Alice Aycock, Clay #2, 1971/2012. 1,500 pounds of clay mixed with water in wood frame, each: 48 × 48 × 6 in (121.92 × 121.92 × 15.24 cm). Courtesy the artist
In April of 2010, the curator/art historian Miwon Kwon gave the talk “Ends of the Earth (and Back)” at the New Museum. This talk was a part of the Museum’s Propositions series, a public forum for exploring ideas in development. Over a two-day session, an invited speaker introduces a topic he or she is currently investigating, and these developing ideas are responded to, researched, and discussed with the hopes of propelling them forward. At the time of her talk, the Museum of Contemporary Art, Los Angeles, had just announced that Kwon and Philipp Kaiser would co-curate an exhibition titled “Ends of the Earth: Land Art to 1974.” Kwon’s proposition was specifically about the challenges posed by corralling Land art in the museum’s confines. Given the clarity and rigor with which she discussed these challenges, it was clear that she had already spent a lot of time wrestling with them. A full two years later, Kaiser and Kwon opened their catalogue essay with this issue still very much in mind: “Many people will think that a museum exhibition on Land art is impossible.” So when I visited LA this summer with the specific mission to visit “Ends of the Earth,” I braced myself for some kind of respectable failure, a good-intentioned reflection of this impossibility. Instead, I encountered the most rigorous, thoughtful, and engaging exhibition I could possibly imagine.
While the grander ideas of the exhibition are notable—the breadth of the subject, the global diversity of artists exploring these issues, the relationship of these works to both art history and political history—I was most struck by the inclusion of unrealized projects in the exhibition.
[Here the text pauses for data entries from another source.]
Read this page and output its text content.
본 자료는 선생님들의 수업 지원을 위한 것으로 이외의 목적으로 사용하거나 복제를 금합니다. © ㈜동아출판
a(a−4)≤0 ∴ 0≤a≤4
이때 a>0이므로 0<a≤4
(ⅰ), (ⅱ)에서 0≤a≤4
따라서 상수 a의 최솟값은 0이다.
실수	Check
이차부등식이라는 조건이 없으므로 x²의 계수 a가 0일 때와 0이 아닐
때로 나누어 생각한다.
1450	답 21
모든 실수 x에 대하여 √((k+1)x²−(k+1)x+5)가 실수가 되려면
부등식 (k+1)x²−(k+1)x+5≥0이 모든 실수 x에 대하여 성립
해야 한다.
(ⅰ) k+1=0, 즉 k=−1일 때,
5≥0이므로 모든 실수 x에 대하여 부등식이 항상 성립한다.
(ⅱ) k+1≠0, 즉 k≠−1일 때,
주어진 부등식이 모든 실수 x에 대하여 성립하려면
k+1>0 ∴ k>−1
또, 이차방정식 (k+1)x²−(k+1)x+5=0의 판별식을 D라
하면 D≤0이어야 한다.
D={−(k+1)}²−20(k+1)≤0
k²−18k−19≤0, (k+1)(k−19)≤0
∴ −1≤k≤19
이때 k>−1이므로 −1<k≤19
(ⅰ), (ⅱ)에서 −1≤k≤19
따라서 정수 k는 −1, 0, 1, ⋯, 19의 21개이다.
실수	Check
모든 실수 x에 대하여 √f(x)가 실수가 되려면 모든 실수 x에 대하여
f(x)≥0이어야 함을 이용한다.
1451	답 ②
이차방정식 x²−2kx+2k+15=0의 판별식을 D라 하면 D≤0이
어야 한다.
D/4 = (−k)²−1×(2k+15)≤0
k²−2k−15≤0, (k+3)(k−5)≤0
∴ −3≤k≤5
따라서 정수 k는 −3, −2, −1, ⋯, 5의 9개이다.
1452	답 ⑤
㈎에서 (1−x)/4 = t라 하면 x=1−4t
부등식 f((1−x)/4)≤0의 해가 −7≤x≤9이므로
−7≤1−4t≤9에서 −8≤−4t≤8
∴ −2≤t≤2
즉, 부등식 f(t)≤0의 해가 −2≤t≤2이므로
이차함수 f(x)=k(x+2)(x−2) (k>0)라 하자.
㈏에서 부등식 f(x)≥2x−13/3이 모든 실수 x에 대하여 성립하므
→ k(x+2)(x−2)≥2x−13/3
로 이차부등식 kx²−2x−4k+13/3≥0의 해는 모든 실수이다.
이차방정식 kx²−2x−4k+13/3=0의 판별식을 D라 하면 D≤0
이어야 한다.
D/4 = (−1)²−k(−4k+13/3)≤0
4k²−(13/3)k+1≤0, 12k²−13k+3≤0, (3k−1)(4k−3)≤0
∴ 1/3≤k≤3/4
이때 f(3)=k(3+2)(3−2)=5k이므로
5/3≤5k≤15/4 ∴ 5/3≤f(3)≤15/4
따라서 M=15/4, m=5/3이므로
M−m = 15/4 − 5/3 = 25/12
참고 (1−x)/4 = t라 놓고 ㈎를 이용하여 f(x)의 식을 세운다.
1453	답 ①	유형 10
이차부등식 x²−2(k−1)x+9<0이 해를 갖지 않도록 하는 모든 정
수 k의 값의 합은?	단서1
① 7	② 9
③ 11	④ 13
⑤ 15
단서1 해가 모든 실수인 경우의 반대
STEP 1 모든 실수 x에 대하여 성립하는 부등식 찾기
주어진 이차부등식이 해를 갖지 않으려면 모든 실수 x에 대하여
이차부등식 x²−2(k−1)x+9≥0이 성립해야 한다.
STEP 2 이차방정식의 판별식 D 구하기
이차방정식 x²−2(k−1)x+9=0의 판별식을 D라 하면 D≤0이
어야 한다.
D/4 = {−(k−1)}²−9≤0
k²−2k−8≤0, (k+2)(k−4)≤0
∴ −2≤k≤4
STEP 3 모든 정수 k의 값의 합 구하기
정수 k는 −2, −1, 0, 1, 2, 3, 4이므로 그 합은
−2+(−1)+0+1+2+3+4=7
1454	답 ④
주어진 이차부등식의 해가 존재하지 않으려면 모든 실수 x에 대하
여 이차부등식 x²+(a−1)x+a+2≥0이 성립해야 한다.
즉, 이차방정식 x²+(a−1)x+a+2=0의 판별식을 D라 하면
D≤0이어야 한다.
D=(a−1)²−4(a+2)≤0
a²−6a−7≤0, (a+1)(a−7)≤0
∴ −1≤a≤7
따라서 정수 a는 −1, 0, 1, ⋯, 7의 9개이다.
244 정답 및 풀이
Given the scale of works like Christo and Jeanne-Claude’s Wrapped Coast—One Million Square Feet (1968–69) carefully documented through photos, telegrams, and material samples, it was helpful to remember the many works that exist only as proposals, casualties of legal restrictions, financial obstacles, or shifts in artistic priorities.
The label for Hans Haacke’s Topographic Contour Project, Proposal for Fort Greene Park, Brooklyn (1968) doesn’t indicate if the proposal was ever delivered to the NYC Parks and Recreation board, but I can’t imagine any city approving the project. The drawing indicates two rings of vegetation in the park, proposing that this “area between two topographical contour lines of ten feet depth [be left] uncultivated for the life of the park.” I ride my bike past this park pretty regularly and, lately, a half-joyful/half-terrifying vision of wildly overgrown trees and grass strikes me every time. The several signed, typewritten scores by Paul McCarthy represent much humbler proposals, such as rules for “competitive digging,” outlining an exhaustive-sounding tournament. A second of these proposals, Dirt Desk (1968), simply states: “Pile dirt on your desk and leave it,” an idea that sneaks into my head at least once daily.
Unrealized projects have been a source of some discussion lately, particularly through Hans Ulrich Obrist’s book/exhibition Unbuilt Roads. Given the spatial and economic limitations faced by many artists, the relevance of the proposal as an artistic medium could continue to expand, and the examples present in “Ends of the Earth” feel especially compelling. For me, it was great to see the original works and documentation in this exhibition, but inclusions like the Superstudio collages, which envision a massive, gridded superstructure covering the Earth’s surface, communicated more about the expectations and desires of that era. The diagrams and texts for the unrealized projects in “Ends of the Earth” best demonstrate the possibility and excitement present at the birth of Land art, revealing the utopian spirit and boundlessness of this era. The brashness of these projects, unswayed by their own impossibility, provides a model for the exhibition itself, which succeeds in presenting a definitive survey of Land art, despite spatial and proximate limitation.